Not only do the government employees managing our grizzly bears consider the losses of biodiversity that we have seen (or can foresee) to be unproblematic in the end, but, even more disturbing, that irreplaceable bear foods and behaviors are of little consequence. Of so little consequence that these issues are irrelevant to Yellowstone’s cabal of federal and state grizzly bear managers. The rhetoric is all about denying problems, denying inconvenient values, and delegitimizing or dismissing any who would argue otherwise.
Which leads me to the perennial question of Why? A complete answer would require plumbing the depths of our institutions of wildlife management, the worldviews of those who populate this institution, and the interests and strategies of the political masters they serve. But something brief is warranted here.

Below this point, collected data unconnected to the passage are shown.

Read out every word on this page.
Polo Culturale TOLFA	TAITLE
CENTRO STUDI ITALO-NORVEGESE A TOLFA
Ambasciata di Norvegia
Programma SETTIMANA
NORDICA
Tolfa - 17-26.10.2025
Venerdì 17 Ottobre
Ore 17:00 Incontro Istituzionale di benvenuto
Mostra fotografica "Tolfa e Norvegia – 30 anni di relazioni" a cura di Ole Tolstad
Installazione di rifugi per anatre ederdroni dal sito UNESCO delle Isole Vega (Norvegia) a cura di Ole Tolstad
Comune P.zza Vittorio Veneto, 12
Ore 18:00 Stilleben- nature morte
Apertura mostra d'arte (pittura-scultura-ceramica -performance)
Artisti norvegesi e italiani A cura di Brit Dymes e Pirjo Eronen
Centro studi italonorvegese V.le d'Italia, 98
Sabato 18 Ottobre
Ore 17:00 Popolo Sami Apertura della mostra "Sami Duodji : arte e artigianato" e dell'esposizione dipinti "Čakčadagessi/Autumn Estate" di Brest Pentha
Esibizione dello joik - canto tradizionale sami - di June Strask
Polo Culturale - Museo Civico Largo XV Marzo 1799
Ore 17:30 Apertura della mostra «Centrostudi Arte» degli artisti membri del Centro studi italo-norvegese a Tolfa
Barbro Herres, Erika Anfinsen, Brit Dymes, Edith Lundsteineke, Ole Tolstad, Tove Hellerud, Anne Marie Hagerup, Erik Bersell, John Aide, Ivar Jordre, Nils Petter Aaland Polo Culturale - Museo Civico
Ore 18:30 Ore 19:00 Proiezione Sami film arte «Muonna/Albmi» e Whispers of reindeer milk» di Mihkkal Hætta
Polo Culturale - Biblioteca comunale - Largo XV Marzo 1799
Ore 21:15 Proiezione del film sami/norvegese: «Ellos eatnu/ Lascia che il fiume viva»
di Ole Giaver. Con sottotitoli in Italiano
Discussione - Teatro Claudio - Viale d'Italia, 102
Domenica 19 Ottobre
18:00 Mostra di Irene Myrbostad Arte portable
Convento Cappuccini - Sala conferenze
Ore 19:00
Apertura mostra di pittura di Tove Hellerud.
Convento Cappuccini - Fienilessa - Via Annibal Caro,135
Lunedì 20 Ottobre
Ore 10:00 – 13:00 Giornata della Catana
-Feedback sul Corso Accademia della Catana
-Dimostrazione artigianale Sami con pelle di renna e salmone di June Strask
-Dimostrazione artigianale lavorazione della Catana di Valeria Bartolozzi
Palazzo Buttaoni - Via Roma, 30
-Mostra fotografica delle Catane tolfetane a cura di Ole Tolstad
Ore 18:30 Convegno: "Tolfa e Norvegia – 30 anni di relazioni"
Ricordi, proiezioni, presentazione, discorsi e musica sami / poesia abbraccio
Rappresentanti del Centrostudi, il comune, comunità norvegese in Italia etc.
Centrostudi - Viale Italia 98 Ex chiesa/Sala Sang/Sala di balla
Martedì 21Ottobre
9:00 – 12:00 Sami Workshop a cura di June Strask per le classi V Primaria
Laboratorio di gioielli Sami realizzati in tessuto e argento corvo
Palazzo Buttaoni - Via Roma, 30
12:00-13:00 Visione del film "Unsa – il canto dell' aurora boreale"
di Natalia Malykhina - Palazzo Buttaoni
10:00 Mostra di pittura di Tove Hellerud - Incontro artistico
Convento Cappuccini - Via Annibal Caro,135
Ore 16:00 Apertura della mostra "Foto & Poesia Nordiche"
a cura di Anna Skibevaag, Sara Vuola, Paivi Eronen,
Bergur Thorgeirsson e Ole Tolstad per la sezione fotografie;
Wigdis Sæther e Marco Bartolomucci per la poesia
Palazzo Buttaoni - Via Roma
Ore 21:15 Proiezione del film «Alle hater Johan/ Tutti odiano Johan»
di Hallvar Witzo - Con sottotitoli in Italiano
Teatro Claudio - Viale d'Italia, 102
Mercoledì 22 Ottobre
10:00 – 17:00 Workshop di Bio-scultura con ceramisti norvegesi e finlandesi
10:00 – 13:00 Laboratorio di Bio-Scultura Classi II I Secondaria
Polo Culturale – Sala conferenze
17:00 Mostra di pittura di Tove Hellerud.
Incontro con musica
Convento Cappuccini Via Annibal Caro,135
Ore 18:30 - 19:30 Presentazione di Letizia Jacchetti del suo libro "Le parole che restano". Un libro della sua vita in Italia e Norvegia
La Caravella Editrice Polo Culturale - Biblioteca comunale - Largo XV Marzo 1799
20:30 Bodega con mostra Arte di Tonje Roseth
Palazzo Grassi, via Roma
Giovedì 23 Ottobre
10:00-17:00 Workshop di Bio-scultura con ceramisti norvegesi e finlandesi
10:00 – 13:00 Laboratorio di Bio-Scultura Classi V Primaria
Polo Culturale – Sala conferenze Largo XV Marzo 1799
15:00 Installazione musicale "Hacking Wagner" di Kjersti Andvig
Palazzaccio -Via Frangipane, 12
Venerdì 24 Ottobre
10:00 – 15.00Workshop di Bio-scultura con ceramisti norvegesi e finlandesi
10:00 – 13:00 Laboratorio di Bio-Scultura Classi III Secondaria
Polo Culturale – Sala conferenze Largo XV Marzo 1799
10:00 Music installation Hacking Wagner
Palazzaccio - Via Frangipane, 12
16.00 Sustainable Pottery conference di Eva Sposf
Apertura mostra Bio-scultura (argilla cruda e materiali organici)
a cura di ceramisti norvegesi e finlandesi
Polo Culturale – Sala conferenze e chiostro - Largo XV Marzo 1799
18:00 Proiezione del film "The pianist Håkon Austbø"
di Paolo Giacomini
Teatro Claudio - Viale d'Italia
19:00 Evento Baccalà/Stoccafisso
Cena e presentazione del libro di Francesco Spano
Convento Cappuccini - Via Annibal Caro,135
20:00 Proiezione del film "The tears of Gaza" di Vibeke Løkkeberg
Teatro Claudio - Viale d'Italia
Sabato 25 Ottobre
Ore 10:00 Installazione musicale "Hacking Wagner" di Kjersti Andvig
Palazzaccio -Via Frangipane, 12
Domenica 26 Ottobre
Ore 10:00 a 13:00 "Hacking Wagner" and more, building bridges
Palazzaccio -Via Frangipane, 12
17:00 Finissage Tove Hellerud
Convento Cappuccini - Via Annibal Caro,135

If I had to reduce my answer to two intertwined essentials, the first (not surprisingly) would pertain to power. Most obviously, consideration of threats to the biodiversity entailed by diet and behaviors would only complicate the current rush to remove Endangered Species Act (ESA) from Yellowstone’s grizzly bears, which is a consummation devoutly wished by the states of Wyoming, Montana, and Idaho. Less obviously, those in the government who are pushing back hardest on consideration of behavioral “intangibles” are probably doing so partly out of resentment—resentment of those bringing the argument and the long-term threat these folks have posed to their petty power.
But, perhaps more importantly, I suspect denial is rooted in worldview. There is little doubt in my mind that current approaches to wildlife management are founded on the impulse to instrumentalize and objectify; to reduce all animals to objects which, in the process, more readily satisfy the raw impulses of mostly-male hunters intent on making meaning through killing stuff. To reduce animals to mere cyphers on the balance sheet of population counts, translated into heads on the wall.
I suspect that the net result is a visceral resistance to seeing and valuing animals as individuals--as emotional sentient beings enmeshed in rich and complex relations with the world around them. What a pity for the wildlife managers who live such an impoverished life. And what a tragedy for the animals prey to the impulses of these managers.